If you wish to be happier than you are now, you must have the will to do something about it. The choice really is yours. It just has to be the right choice.
The problem with seeking happiness for ourselves alone is that it is likely to give rise to a certain degree of selfishness. Then our thoughts become focused on ourselves. We try to create a bubble around us that keeps unhappiness factors away and, perhaps unwittingly, we become very insular. This may work for a short time but eventually a deep sense of dissatisfaction will start nagging at us from inside.
If we want to be truly happy and content, we have to be less concerned with “me”. In fact, the more we are concerned with others’ welfare and their happiness, the happier we will become. In other words, we do the opposite of what the ego is pushing us to do or avoid doing. It’s a universal law and it works. When we take the focus away from ourselves, we take the focus off the things in life which we blame for … well, blame for anything, really.
If you have any doubts as to whether it is right or responsible to be happier, let’s start with the thought that a happier human being is a better human being. Remember that moods are infectious and happy people tend to uplift others. Some people have the gift of being able to see the energy fields around people and they will tell you that a generous, outward looking person has vibrant, outgoing energy. But you don’t have to see that to know it. You can sense it. You know what it is like to be in the company of a warm-hearted person.
Vibrate happiness!
A friend sent us a quote from the late great Maharishi Mahesh Yogi: “I see only one ‘do’ in life and that is: vibrate happiness. Increase the happiness within yourself and within your surroundings because the sole purpose of creation is the increase of happiness…”
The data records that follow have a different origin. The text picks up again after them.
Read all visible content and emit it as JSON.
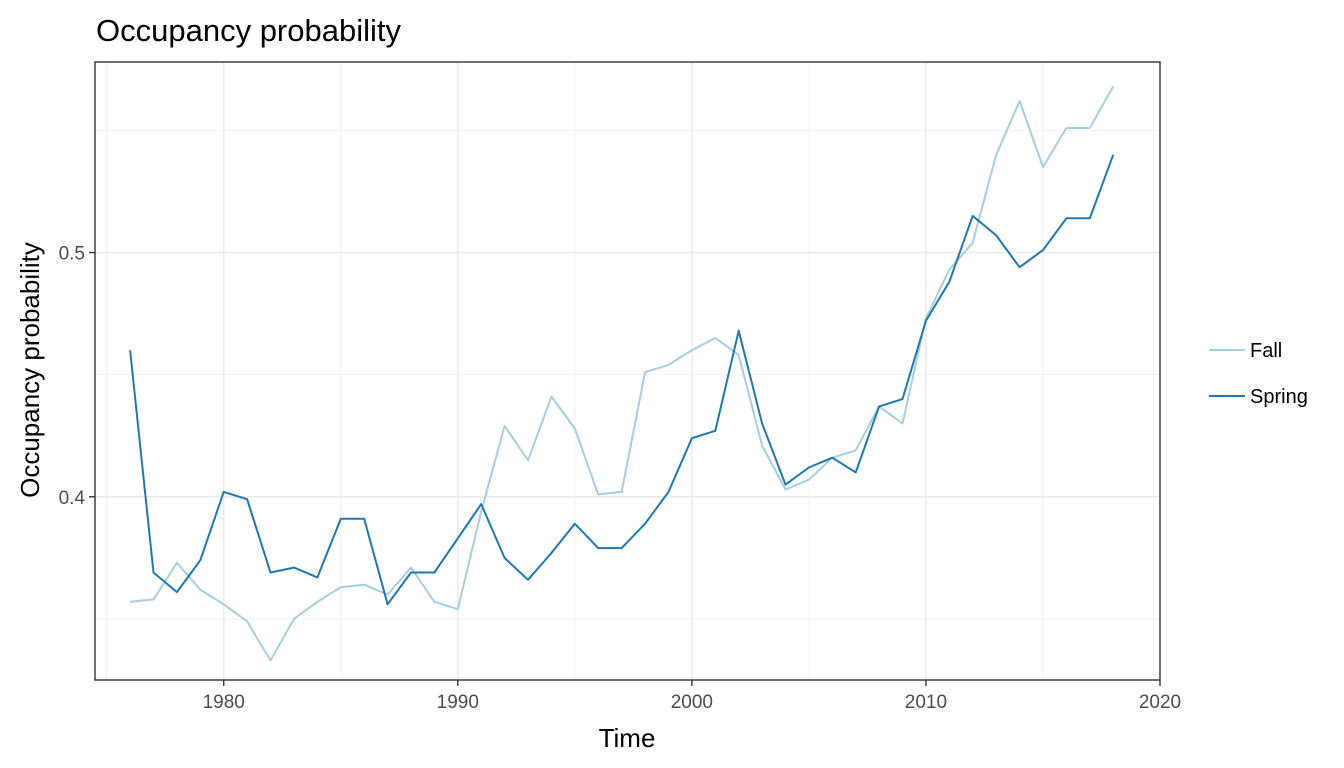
{
  "chart_data": {
    "type": "line",
    "title": "Occupancy probability",
    "xlabel": "Time",
    "ylabel": "Occupancy probability",
    "xlim": [
      1974.5,
      2020
    ],
    "ylim": [
      0.325,
      0.578
    ],
    "x_ticks": [
      1980,
      1990,
      2000,
      2010,
      2020
    ],
    "x_tick_labels": [
      "1980",
      "1990",
      "2000",
      "2010",
      "2020"
    ],
    "y_ticks": [
      0.4,
      0.5
    ],
    "y_tick_labels": [
      "0.4",
      "0.5"
    ],
    "x_minor_grid": [
      1975,
      1985,
      1995,
      2005,
      2015
    ],
    "y_minor_grid": [
      0.35,
      0.45,
      0.55
    ],
    "grid": true,
    "legend_position": "right",
    "x": [
      1976,
      1977,
      1978,
      1979,
      1980,
      1981,
      1982,
      1983,
      1984,
      1985,
      1986,
      1987,
      1988,
      1989,
      1990,
      1991,
      1992,
      1993,
      1994,
      1995,
      1996,
      1997,
      1998,
      1999,
      2000,
      2001,
      2002,
      2003,
      2004,
      2005,
      2006,
      2007,
      2008,
      2009,
      2010,
      2011,
      2012,
      2013,
      2014,
      2015,
      2016,
      2017,
      2018
    ],
    "series": [
      {
        "name": "Fall",
        "color": "#a6cee3",
        "values": [
          0.357,
          0.358,
          0.373,
          0.362,
          0.356,
          0.349,
          0.333,
          0.35,
          0.357,
          0.363,
          0.364,
          0.36,
          0.371,
          0.357,
          0.354,
          0.394,
          0.429,
          0.415,
          0.441,
          0.428,
          0.401,
          0.402,
          0.451,
          0.454,
          0.46,
          0.465,
          0.458,
          0.421,
          0.403,
          0.407,
          0.416,
          0.419,
          0.437,
          0.43,
          0.473,
          0.493,
          0.504,
          0.54,
          0.562,
          0.535,
          0.551,
          0.551,
          0.568
        ]
      },
      {
        "name": "Spring",
        "color": "#1f78b4",
        "values": [
          0.46,
          0.369,
          0.361,
          0.374,
          0.402,
          0.399,
          0.369,
          0.371,
          0.367,
          0.391,
          0.391,
          0.356,
          0.369,
          0.369,
          0.383,
          0.397,
          0.375,
          0.366,
          0.377,
          0.389,
          0.379,
          0.379,
          0.389,
          0.402,
          0.424,
          0.427,
          0.468,
          0.43,
          0.405,
          0.412,
          0.416,
          0.41,
          0.437,
          0.44,
          0.472,
          0.488,
          0.515,
          0.507,
          0.494,
          0.501,
          0.514,
          0.514,
          0.54
        ]
      }
    ]
  }
}
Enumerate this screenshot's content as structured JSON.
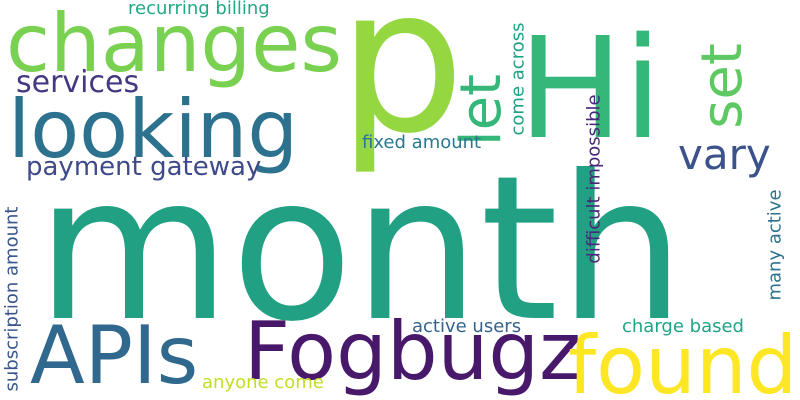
{
  "words": [
    {
      "text": "month",
      "color": "#21a083"
    },
    {
      "text": "p",
      "color": "#94d740"
    },
    {
      "text": "Hi",
      "color": "#35b779"
    },
    {
      "text": "changes",
      "color": "#7ad151"
    },
    {
      "text": "looking",
      "color": "#2c728e"
    },
    {
      "text": "Fogbugz",
      "color": "#48186a"
    },
    {
      "text": "found",
      "color": "#fde725"
    },
    {
      "text": "APIs",
      "color": "#31688e"
    },
    {
      "text": "let",
      "color": "#35b779"
    },
    {
      "text": "set",
      "color": "#5ec962"
    },
    {
      "text": "vary",
      "color": "#3b528b"
    },
    {
      "text": "services",
      "color": "#453781"
    },
    {
      "text": "payment gateway",
      "color": "#3e4a89"
    },
    {
      "text": "recurring billing",
      "color": "#22a884"
    },
    {
      "text": "fixed amount",
      "color": "#2a788e"
    },
    {
      "text": "come across",
      "color": "#1fa188"
    },
    {
      "text": "difficult impossible",
      "color": "#482878"
    },
    {
      "text": "subscription amount",
      "color": "#39558c"
    },
    {
      "text": "many active",
      "color": "#2c728e"
    },
    {
      "text": "active users",
      "color": "#33638d"
    },
    {
      "text": "charge based",
      "color": "#20a386"
    },
    {
      "text": "anyone come",
      "color": "#c2df23"
    }
  ]
}
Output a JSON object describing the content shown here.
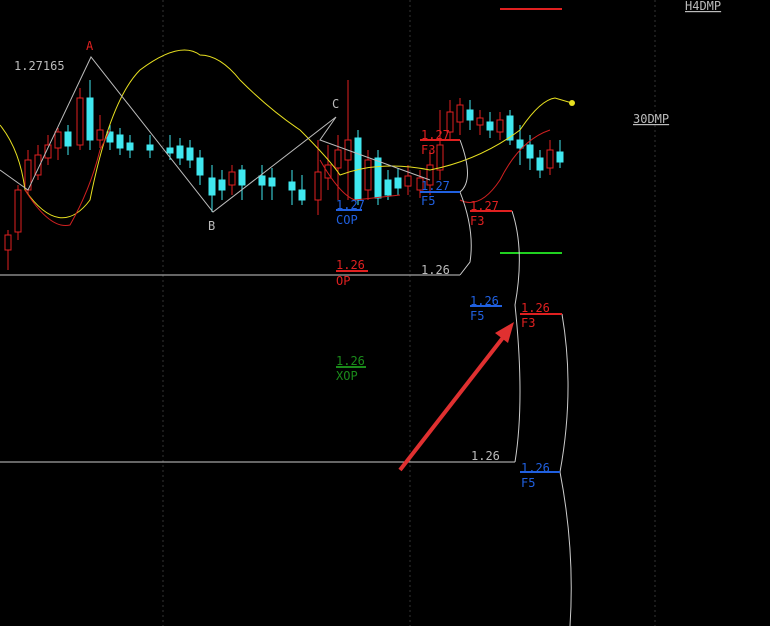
{
  "pattern_points": [
    "A",
    "B",
    "C"
  ],
  "price_label": "1.27165",
  "indicators": [
    "H4DMP",
    "30DMP"
  ],
  "levels": [
    {
      "value": "1.27",
      "tag": "F3"
    },
    {
      "value": "1.27",
      "tag": "F5"
    },
    {
      "value": "1.27",
      "tag": "COP"
    },
    {
      "value": "1.26",
      "tag": "OP"
    },
    {
      "value": "1.27",
      "tag": "F3"
    },
    {
      "value": "1.26",
      "tag": "F5"
    },
    {
      "value": "1.26",
      "tag": "F3"
    },
    {
      "value": "1.26",
      "tag": "XOP"
    },
    {
      "value": "1.26",
      "tag": "F5"
    }
  ],
  "guide_labels": [
    "1.26",
    "1.26"
  ]
}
Whether it is a throwback from more austere times that has conditioned them I don’t know but many people seem to have a distinct reservation about being happy. It is almost as though they think that happiness is wrong and that they are not meeting their responsibility as human beings unless they feel and look glum. Many children, unfortunately, are brought up in families which are not happy and innocent joyfulness is very quickly lost.
We have a responsibility to ourselves and others to be happy. Inside, we have a “happiness switch”. We just have to find it and choose to use it. Sometimes it is simply a question of choosing to throw that switch, even when everything around us seems to be falling apart. There is work to do, of course, but for now we just have to decide which direction we want to go in – towards happiness or away from it.